A recent study by NASA’s Jet Propulsion Lab in California has shown that soybeans can be re-engineered to grow in more arid environments without losing standard crop yield. If the new varieties prove durable, the cultivation of soybeans in Sub-Saharan Africa and South Asia will help address food insecurity issues in the region. Here are five reasons why soybeans are important in addressing global food security:
1. Food production must increase by 70 percent to meet the world’s food needs by 2050.
There are a number of factors that will affect global food security in the coming decades including: population increase, movement away from rural areas and toward urban centers, food production and climate change.
Today, undernourishment affects 870 million people worldwide. Between now and 2050, there will be an additional two billion people on our planet, with around 24 million children pushed into hunger due to food security issues.
2. Soybeans are one of the world’s most important protein crops.
Soybeans have a protein content of over 35 percent, as well as healthy unsaturated fats and carbohydrate fibers, making them some of the healthiest food sources around. They are also one of the least expensive sources of protein when compared to eggs, milk, beef and cow peas.

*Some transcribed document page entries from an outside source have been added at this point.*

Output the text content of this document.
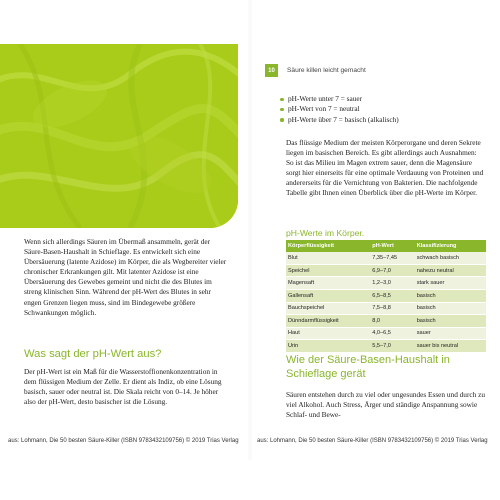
Wenn sich allerdings Säuren im Übermaß ansammeln, gerät der Säure-Basen-Haushalt in Schieflage. Es entwickelt sich eine Übersäuerung (latente Azidose) im Körper, die als Wegbereiter vieler chronischer Erkrankungen gilt. Mit latenter Azidose ist eine Übersäuerung des Gewebes gemeint und nicht die des Blutes im streng klinischen Sinn. Während der pH-Wert des Blutes in sehr engen Grenzen liegen muss, sind im Bindegewebe größere Schwankungen möglich.
Was sagt der pH-Wert aus?
Der pH-Wert ist ein Maß für die Wasserstoffionenkonzentration in dem flüssigen Medium der Zelle. Er dient als Indiz, ob eine Lösung basisch, sauer oder neutral ist. Die Skala reicht von 0–14. Je höher also der pH-Wert, desto basischer ist die Lösung.
aus: Lohmann, Die 50 besten Säure-Killer (ISBN 9783432109756) © 2019 Trias Verlag
10	Säure killen leicht gemacht
pH-Werte unter 7 = sauer
pH-Wert von 7 = neutral
pH-Werte über 7 = basisch (alkalisch)
Das flüssige Medium der meisten Körperorgane und deren Sekrete liegen im basischen Bereich. Es gibt allerdings auch Ausnahmen: So ist das Milieu im Magen extrem sauer, denn die Magensäure sorgt hier einerseits für eine optimale Verdauung von Proteinen und andererseits für die Vernichtung von Bakterien. Die nachfolgende Tabelle gibt Ihnen einen Überblick über die pH-Werte im Körper.
pH-Werte im Körper.
Körperflüssigkeit	pH-Wert	Klassifizierung
Blut	7,35–7,45	schwach basisch
Speichel	6,9–7,0	nahezu neutral
Magensaft	1,2–3,0	stark sauer
Gallensaft	6,5–8,5	basisch
Bauchspeichel	7,5–8,8	basisch
Dünndarmflüssigkeit	8,0	basisch
Haut	4,0–6,5	sauer
Urin	5,5–7,0	sauer bis neutral
Wie der Säure-Basen-Haushalt in Schieflage gerät
Säuren entstehen durch zu viel oder ungesundes Essen und durch zu viel Alkohol. Auch Stress, Ärger und ständige Anspannung sowie Schlaf- und Bewe-
aus: Lohmann, Die 50 besten Säure-Killer (ISBN 9783432109756) © 2019 Trias Verlag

Due to the use of soybeans in both the food and animal feed industries, soybean farmers can earn a substantial amount of cash because the crop can be successfully grown at a low cost of production.
3. Modifying soybeans can address both climate challenges and food insecurity.
In a recent study led by NASA’s Jet Propulsion Lab (JPL,) computer models have been applied to look for a super soybean. The research study determined that soybean plants can be redesigned to increase crop yield by 7 percent without using more water. The study also demonstrated that soybeans can be redesigned to use either 13 percent less water, or reflect 34 percent more light back into space without reducing crop yields–good for both food security and climate change.
While other geo-engineering solutions for climate change tend to be expensive, such as spraying sulfates into the upper atmosphere in order to reduce incoming sunlight or loading the ocean with iron in order to increase plankton photosynthesis, modifying annual crops is inexpensive and can be implemented quickly.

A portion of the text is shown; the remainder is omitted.